Microelectronic array devices and techniques for electric field enhanced DNA hybridization in low-conductance buffers.

A variety of electronic DNA array devices and techniques have been developed that allow electric field enhanced hybridization to be carried out under special low-conductance conditions. These devices include both planar microelectronic DNA array/chip devices as well as electronic microtiter plate-like devices. Such "active" electronic devices are able to provide controlled electric (electrophoretic) fields that serve as a driving force to move and concentrate nucleic acid molecules (DNA/RNA) to selected microlocation test-sites on the device. In addition to ionic strength, pH, temperature and other agents, the electric field provides another controllable parameter that can affect and enhance DNA hybridization. With regard to the planar microelectronic array devices, special low-conductance buffers were developed in order to maintain rapid transport of DNA molecules and to facilitate hybridization within the constrained low current and voltage ranges for this type of device.

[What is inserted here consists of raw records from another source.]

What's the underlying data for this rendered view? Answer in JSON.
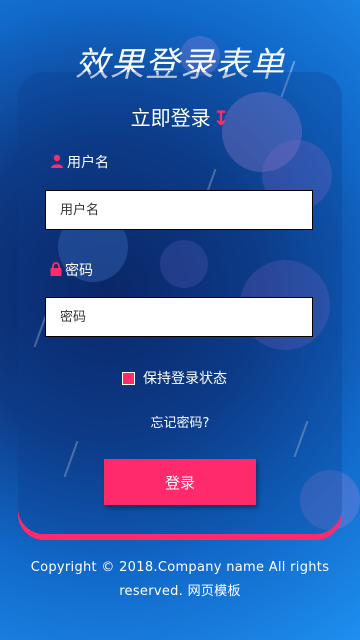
{
  "page": {
    "title": "效果登录表单"
  },
  "card": {
    "title": "立即登录",
    "title_icon": "arrow-down-icon"
  },
  "username": {
    "label": "用户名",
    "icon": "user-icon",
    "placeholder": "用户名"
  },
  "password": {
    "label": "密码",
    "icon": "lock-icon",
    "placeholder": "密码"
  },
  "remember": {
    "label": "保持登录状态",
    "checked": true
  },
  "forgot": {
    "label": "忘记密码?"
  },
  "login_button": {
    "label": "登录"
  },
  "footer": {
    "text": "Copyright © 2018.Company name All rights reserved. 网页模板"
  },
  "colors": {
    "accent": "#ff2a6c",
    "background": "#1168c8"
  }
}
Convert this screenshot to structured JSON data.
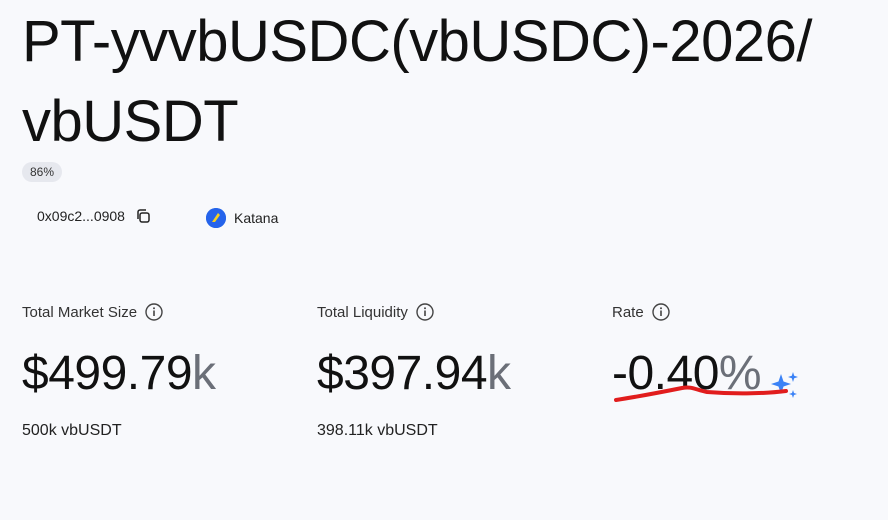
{
  "header": {
    "title": "PT-yvvbUSDC(vbUSDC)-2026/ vbUSDT",
    "badge": "86%",
    "address": "0x09c2...0908",
    "chain": "Katana"
  },
  "stats": [
    {
      "label": "Total Market Size",
      "value": "$499.79",
      "unit": "k",
      "sub": "500k vbUSDT"
    },
    {
      "label": "Total Liquidity",
      "value": "$397.94",
      "unit": "k",
      "sub": "398.11k vbUSDT"
    },
    {
      "label": "Rate",
      "value": "-0.40",
      "unit": "%",
      "sub": ""
    }
  ],
  "colors": {
    "sparkle": "#3b82f6",
    "annotation": "#e11d1d"
  }
}
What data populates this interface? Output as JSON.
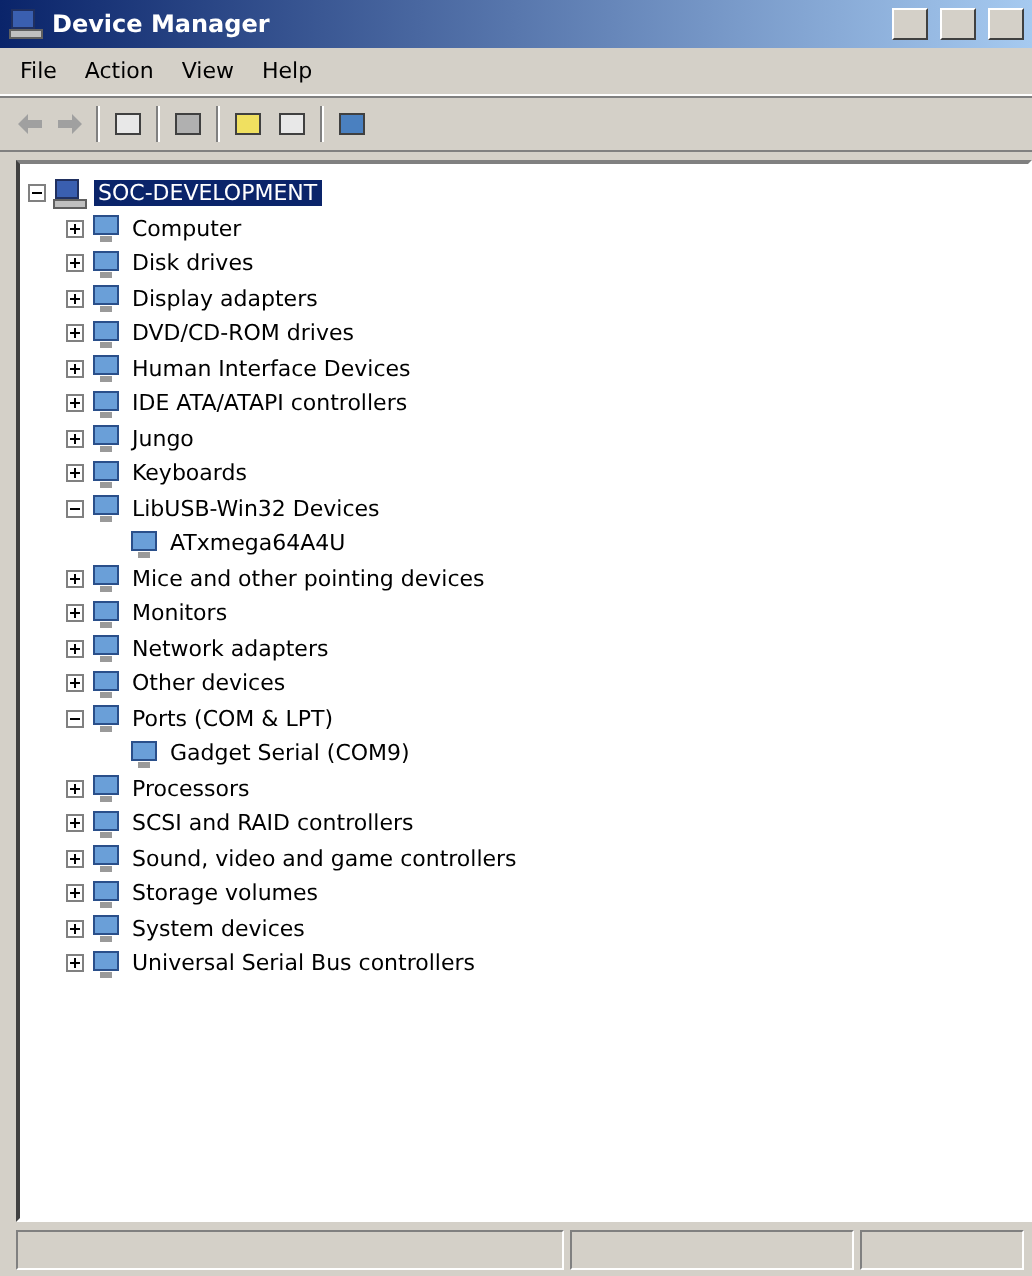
{
  "window": {
    "title": "Device Manager"
  },
  "menu": [
    "File",
    "Action",
    "View",
    "Help"
  ],
  "tree": {
    "label": "SOC-DEVELOPMENT",
    "expanded": true,
    "selected": true,
    "children": [
      {
        "label": "Computer",
        "expanded": false,
        "selected": false
      },
      {
        "label": "Disk drives",
        "expanded": false,
        "selected": false
      },
      {
        "label": "Display adapters",
        "expanded": false,
        "selected": false
      },
      {
        "label": "DVD/CD-ROM drives",
        "expanded": false,
        "selected": false
      },
      {
        "label": "Human Interface Devices",
        "expanded": false,
        "selected": false
      },
      {
        "label": "IDE ATA/ATAPI controllers",
        "expanded": false,
        "selected": false
      },
      {
        "label": "Jungo",
        "expanded": false,
        "selected": false
      },
      {
        "label": "Keyboards",
        "expanded": false,
        "selected": false
      },
      {
        "label": "LibUSB-Win32 Devices",
        "expanded": true,
        "selected": false,
        "children": [
          {
            "label": "ATxmega64A4U",
            "selected": false
          }
        ]
      },
      {
        "label": "Mice and other pointing devices",
        "expanded": false,
        "selected": false
      },
      {
        "label": "Monitors",
        "expanded": false,
        "selected": false
      },
      {
        "label": "Network adapters",
        "expanded": false,
        "selected": false
      },
      {
        "label": "Other devices",
        "expanded": false,
        "selected": false
      },
      {
        "label": "Ports (COM & LPT)",
        "expanded": true,
        "selected": false,
        "children": [
          {
            "label": "Gadget Serial (COM9)",
            "selected": false
          }
        ]
      },
      {
        "label": "Processors",
        "expanded": false,
        "selected": false
      },
      {
        "label": "SCSI and RAID controllers",
        "expanded": false,
        "selected": false
      },
      {
        "label": "Sound, video and game controllers",
        "expanded": false,
        "selected": false
      },
      {
        "label": "Storage volumes",
        "expanded": false,
        "selected": false
      },
      {
        "label": "System devices",
        "expanded": false,
        "selected": false
      },
      {
        "label": "Universal Serial Bus controllers",
        "expanded": false,
        "selected": false
      }
    ]
  }
}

With regard to electronic microtiter plate type devices (which do not have the low current/voltage constraints), the use of mixed buffers (low conductance upper chamber/high conductance lower chamber) can be used in a unique fashion to create favorable hybridization conditions in a microzone within the test site location. Both types of devices allow DNA molecules to be rapidly and selectively hybridized at the array test sites under conditions where the DNA in the bulk solution can remain substantially denatured.